“Sudah ketemu, Ma?” tanya Arga saat tiba di rumah.
Pemuda itu langsung menemui Mamanya yang gelisah. Bram belum menampakan diri, membuat seluruh keluarganya merasa cemas.
“Belum, Mama sudah berkeliling dari tadi. Sebaiknya kamu menuju ke kantor, Ga. Siapa tahu, Ayahmu ada di sana,” usul Yuliana.
Tanpa pikir panjang, Arga langsung meluncur ke kantor walikota yang berada tak jauh dari perusahaan Arga. Belum habis kecemasan dengan keadaan Bisma. Arga kini kembali di pusingkan dengan pencarian sang ayah yang entah di mana.
Di kantor walikota saat ini. Suasana sedang riuh. Video perkelahian Bisma tempo hari menyebar dengan cepat membuat orangtua Geng Bisma meradang.
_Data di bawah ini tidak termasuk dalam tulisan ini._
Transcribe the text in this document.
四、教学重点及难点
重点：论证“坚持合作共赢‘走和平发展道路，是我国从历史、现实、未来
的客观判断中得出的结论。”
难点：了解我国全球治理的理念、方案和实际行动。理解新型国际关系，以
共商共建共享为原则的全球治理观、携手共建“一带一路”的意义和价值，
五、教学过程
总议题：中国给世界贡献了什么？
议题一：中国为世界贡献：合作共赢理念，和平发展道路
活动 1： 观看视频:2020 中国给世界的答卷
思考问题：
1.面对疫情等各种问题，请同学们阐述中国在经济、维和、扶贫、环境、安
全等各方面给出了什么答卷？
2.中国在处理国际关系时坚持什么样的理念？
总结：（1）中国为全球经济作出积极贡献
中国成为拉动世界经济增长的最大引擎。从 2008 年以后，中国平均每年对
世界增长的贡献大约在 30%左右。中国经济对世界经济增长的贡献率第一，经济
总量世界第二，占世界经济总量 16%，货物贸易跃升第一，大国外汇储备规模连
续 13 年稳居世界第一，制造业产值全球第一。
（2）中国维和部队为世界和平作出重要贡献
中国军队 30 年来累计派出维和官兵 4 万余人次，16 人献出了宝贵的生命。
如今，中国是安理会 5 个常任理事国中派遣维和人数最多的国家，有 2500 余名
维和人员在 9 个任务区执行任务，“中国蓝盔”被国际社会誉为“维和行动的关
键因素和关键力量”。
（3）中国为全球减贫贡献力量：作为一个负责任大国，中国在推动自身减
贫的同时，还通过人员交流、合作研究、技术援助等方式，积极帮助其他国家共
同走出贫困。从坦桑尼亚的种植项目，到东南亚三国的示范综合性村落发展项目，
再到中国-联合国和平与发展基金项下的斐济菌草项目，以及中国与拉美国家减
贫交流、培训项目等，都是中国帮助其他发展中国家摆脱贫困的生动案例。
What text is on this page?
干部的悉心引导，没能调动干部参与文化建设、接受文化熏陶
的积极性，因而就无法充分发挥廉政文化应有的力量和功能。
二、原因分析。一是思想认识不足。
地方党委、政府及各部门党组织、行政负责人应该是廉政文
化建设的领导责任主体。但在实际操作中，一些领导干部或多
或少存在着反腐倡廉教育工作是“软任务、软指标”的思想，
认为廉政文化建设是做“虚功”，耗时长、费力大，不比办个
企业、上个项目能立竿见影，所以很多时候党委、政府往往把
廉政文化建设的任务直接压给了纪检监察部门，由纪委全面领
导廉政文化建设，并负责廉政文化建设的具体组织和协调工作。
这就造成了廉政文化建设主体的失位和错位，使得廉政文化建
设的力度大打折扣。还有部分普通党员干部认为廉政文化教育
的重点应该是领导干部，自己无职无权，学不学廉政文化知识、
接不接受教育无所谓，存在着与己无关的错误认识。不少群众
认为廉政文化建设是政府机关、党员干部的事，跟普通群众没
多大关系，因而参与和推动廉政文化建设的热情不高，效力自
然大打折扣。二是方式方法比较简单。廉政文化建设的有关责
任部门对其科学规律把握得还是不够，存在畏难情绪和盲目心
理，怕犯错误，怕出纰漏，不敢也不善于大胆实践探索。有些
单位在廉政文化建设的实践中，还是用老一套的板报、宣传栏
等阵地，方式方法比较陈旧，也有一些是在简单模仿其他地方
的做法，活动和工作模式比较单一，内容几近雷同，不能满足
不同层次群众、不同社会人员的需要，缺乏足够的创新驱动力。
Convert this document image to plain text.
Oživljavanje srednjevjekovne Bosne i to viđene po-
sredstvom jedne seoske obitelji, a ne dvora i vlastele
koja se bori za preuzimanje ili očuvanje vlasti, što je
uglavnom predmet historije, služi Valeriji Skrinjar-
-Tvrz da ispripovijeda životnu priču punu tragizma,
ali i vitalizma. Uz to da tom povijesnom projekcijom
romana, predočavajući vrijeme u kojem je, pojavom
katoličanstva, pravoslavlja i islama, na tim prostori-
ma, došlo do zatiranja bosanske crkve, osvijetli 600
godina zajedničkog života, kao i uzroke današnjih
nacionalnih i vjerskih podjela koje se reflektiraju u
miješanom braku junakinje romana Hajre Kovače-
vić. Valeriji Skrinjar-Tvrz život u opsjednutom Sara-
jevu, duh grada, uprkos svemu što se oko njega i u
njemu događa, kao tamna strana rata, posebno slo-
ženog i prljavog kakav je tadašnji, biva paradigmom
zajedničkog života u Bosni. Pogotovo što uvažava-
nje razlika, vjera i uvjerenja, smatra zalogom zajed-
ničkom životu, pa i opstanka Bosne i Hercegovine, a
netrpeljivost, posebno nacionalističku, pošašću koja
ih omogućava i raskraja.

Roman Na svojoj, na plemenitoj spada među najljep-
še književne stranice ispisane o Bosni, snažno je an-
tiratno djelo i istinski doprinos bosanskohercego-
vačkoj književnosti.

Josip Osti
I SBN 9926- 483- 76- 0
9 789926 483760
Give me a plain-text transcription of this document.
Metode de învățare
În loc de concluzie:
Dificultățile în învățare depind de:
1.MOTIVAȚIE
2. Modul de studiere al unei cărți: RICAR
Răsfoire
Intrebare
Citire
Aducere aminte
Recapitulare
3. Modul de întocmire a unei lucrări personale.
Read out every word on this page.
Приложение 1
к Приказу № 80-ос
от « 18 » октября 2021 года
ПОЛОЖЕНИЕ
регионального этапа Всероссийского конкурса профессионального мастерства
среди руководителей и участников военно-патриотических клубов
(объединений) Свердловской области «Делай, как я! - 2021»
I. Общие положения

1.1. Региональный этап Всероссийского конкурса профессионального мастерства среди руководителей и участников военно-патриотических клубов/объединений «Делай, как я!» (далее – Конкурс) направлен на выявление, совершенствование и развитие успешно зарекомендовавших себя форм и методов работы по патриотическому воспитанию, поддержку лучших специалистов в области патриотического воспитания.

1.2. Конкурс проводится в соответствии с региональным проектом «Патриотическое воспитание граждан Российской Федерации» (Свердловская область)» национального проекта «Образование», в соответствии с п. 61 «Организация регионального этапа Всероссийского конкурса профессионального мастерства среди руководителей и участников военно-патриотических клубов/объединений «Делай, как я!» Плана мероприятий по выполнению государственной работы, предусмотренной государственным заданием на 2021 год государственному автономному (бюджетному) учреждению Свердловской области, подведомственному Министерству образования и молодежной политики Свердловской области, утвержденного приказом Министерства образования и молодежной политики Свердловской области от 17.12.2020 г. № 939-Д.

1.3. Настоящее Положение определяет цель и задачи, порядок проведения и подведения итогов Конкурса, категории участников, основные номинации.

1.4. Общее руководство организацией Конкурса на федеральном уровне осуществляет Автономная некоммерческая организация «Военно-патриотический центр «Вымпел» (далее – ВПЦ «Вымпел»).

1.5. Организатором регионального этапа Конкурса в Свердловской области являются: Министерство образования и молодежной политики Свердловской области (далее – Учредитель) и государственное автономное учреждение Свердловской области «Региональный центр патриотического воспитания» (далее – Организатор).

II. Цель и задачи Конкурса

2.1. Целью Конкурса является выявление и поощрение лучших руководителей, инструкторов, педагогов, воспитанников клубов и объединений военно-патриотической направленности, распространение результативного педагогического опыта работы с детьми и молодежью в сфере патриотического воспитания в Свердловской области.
“Wah, anak Pak Bram sudah kelewatan. Dia berulah selama ini nggak masalah. Ajak anak-anak kita manggung sampai telat ujian juga masih di toleran. Tapi, kalau udah main tangan begini. Nggak bisa di biarin.” Pak Adri merasa panas melihat video itu.
Beberapa staf yang lain menenangkan, bagaimanapun juga. Bram adalah atasan mereka.
“Sabar, Pak. Jangan sampai itu hanya video dari orang iseng. Takut kita semua hanya salah paham saja.”
“Nggak bisa gitu dong, Pak. Anak kami terluka. Wajahnya sampai bonyok di hajar oleh Bisma. Pak Bram harus bertanggung jawab atas semua ini,” ucap Pak Syamsul emosi.
Lelaki itu mengamuk, dia sudah curiga jika putranya bonyok karena berantem.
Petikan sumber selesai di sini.